Geleceğe bakış

Önümüzdeki günlerde neler olacağını inceleyip tedbir almalıyız. Biz olaylar gerçekleşince inceliyor ve politika belirliyoruz. Bu ‘olacak, olması ihtimali yüksek’ demek yerine, oldu demek ve olayın sonuçlarını lehimize çevirmeye çalışmak anlamındadır ve bu durumda olayı planlayıp yürürlüğe koyanların başarılı olmaları ihtimali yüksektir. Ancak biz olaylar cereyan ederken tedbir alıp kaybımızı aza indirdiğimizi düşünürüz ve olayı çıkaranlar ise gülümseyerek bizi över. Şu anda ülkemizde fikir beyan edenler arasında dünyanın nereye gideceğinin tahminine rastlamıyorum. Suriye’de veya benzer yerlerde ne olacağı gibi dar tahminlerden öte bir tasarı göremiyorum.

Birkaç yıl önce gelecek hakkında bazı tahminlerde bulunmuştum ama bunu analiz yerine mizah yazısı olarak sunmayı tercih etmiştim. O mizahi yazıda; Birinci Dünya Savaşı’nın yüzüncü yılına işaret ediyor ve şöyle diyordum: Bugünlerde İngiltere Kraliçesi ülkemize gelecek ve törenlerle karşılanacak. Yapılan toplantıda ise Kraliçe işgal ettikleri topraklarımızı iade ettiğini söyleyecek ve özür dileyecekti. Ama onun da talepleri vardı. Bu toprakları petrolünü kullanmak için işgal ettiklerini söyleyecek ve  o günlerde petrol sahaları Osmanlının elinde kalsa idi ne biz ne de orada yaşayanlar bunu kullanamayacaktı ama artık farklı bir teknoloji kullandığımız için bu işi bırakıyoruz ve topraklarınızı da iade ediyoruz diyecekti.

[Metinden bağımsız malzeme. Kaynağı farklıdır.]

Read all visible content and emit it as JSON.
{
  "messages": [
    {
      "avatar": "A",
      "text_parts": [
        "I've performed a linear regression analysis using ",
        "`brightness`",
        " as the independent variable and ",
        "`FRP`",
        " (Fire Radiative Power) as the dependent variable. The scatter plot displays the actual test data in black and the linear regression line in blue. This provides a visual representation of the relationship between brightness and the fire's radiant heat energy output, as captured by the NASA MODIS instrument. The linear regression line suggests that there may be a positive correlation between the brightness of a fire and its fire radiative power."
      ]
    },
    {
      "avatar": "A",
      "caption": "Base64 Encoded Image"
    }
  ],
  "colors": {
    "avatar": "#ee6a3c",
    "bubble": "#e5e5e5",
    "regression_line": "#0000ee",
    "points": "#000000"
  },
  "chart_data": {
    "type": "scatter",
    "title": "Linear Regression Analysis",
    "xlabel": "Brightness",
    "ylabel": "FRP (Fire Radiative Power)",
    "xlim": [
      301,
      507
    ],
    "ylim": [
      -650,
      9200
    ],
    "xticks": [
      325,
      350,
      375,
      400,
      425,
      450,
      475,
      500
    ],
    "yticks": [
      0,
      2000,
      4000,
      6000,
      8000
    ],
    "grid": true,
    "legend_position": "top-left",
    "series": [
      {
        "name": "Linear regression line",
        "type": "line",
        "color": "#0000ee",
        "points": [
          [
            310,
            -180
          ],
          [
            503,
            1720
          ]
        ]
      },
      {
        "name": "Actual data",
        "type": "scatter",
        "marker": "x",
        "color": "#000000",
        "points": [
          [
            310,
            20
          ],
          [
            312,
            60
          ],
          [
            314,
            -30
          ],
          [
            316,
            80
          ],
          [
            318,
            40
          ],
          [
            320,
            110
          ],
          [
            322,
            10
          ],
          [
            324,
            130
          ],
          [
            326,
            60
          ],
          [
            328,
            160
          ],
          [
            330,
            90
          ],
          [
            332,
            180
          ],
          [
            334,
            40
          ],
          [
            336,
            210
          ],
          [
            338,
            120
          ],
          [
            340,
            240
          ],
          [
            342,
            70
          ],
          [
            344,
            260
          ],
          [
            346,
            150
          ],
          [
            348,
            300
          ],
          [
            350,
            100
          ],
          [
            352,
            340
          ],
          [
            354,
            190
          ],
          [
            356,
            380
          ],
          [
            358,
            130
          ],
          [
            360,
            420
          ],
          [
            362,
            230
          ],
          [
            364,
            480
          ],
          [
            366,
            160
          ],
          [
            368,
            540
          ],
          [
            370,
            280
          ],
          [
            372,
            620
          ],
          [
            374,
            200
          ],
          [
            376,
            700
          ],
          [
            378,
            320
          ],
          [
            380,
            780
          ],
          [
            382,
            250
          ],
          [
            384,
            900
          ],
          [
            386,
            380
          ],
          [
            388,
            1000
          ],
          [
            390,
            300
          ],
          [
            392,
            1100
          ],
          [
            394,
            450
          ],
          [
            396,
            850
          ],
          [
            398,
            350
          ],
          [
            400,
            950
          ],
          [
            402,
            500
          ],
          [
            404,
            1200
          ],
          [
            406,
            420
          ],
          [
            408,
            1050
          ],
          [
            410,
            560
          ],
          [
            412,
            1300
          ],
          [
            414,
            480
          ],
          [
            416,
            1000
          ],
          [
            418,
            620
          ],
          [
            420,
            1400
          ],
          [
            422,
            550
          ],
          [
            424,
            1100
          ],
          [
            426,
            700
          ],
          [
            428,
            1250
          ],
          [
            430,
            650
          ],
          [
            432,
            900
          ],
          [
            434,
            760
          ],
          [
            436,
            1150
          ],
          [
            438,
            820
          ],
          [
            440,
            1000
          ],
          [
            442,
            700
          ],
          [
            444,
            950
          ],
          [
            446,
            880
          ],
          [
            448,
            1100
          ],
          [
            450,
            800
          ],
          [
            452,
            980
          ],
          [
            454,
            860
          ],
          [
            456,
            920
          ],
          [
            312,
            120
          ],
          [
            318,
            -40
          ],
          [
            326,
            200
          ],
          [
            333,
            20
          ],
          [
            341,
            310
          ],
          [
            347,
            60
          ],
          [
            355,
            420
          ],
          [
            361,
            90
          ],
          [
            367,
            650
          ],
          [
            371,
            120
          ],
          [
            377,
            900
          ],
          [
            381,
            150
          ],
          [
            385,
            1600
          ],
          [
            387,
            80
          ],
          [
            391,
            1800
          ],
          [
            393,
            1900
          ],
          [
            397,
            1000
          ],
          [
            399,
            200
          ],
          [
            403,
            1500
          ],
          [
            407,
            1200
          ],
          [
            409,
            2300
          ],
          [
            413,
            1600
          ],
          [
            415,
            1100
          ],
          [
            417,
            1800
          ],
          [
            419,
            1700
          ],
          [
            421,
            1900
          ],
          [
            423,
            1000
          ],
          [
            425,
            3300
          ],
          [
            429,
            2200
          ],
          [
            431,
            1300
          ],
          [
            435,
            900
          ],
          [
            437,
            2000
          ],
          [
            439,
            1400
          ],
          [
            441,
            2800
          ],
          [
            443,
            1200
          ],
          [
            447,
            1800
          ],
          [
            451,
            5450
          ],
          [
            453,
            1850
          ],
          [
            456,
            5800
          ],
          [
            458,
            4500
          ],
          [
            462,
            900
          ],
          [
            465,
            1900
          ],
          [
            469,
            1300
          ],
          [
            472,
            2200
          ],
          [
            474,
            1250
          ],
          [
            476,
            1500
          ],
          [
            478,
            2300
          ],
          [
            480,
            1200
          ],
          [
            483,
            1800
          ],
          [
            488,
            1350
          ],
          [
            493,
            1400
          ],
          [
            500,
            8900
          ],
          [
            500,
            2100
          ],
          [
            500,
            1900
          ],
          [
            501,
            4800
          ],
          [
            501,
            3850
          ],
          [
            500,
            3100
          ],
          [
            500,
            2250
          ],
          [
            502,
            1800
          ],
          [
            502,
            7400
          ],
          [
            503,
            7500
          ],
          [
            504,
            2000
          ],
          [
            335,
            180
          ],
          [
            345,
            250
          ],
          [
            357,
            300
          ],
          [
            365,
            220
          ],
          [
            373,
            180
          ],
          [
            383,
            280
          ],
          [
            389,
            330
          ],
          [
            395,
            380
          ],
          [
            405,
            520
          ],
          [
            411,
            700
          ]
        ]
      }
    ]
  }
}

Bugün bu topraklarda  yaşayanlar da en önemli gelir kaynaklarını kaybedecek ve dünyanın en fakir bölgelerinden biri olacaklardı. Buradaki insanların ızdırabını dindirmek işini de bize havale edip övgülerle bu işi  isteyerek yaparsınız diyecekti.

***

Bunları incelerken ya dünyadaki verilerin sabit olduğunu ya da bazılarının değişken olduğunu kabul edeceğiz. İnsanların kullandıkları bazı şeylerin belirli bir süresi vardır ve günün birinde bu kaynaklar tükenir. İnsanların kullandıkları maddeler tükenebilir ama aynı ihtiyacı karşılayan başka şeyler ya bulunur ya da üretilir. Petrol ebediyen var olacak diyemeyiz ama aynı ihtiyacı başka biçimde karşılayacağız diyeceğiz. Geçmişte hayvanlar olmasa köye bile gidemeyeceklerini düşünenler şimdi dünyanın bir ucundan diğerine zevk duyarak gidiyor. Petrol yerine alternatif maddeler üretileceğini ve bundan daha az sıkıntıyla daha çok enerji elde edileceğini düşünüyorum ve bu konularda çalışıldığını biliyorum. Öyleyse neden petrol için savaşılıyor sorusunun cevabı ne olabilir? Bilindiği gibi insanlar tarafından keşfedilen hiçbir madde derhal ve yeterli miktarda üretilemez. Bunun için zamana ihtiyaç vardır. Bu dönemde petrolün rakip olarak kullanılmaya devam edilmesi ve fiyatların düşürülmesi yeni teknolojinin önünde bir engel oluşturmaktadır. Bu nedenle onun miktarını ve fiyatını alternatif enerji kaynaklarını üretenler belirlemek zorundadır.

Bu süreç birdenbire bitirilemez. Birinci sorun alternatif enerji kaynaklarının başlangıçta ekonomide yaratacağı zorluğu en aza indirmek ve bu konudaki teknolojik yeniliğin önünü açmak gerekir. Bizim bu konudaki tavrımız geleceği başkalarının belirlemesi ve bizim ona uyum sağlamamızdır. Mesela Osmanlı Devletinin uzun yıllar yaşamış olmasını çoğumuz överiz. Ben de bu duygulara yabancı değilim ve duygusal bağlantımın güçlü olduğunu da söyleyebilirim. Ancak Osmanlı varlığı süresince inanç ve sosyal  konularla uğraşmış, hiç teknoloji ile ilgilenmemiştir. Bu onun Batının  gerisinde kalma nedenidir. Günümüzde ülkenin kuruluşundan beri en önemli politikamız bu konudaki gelişme olmalıdır.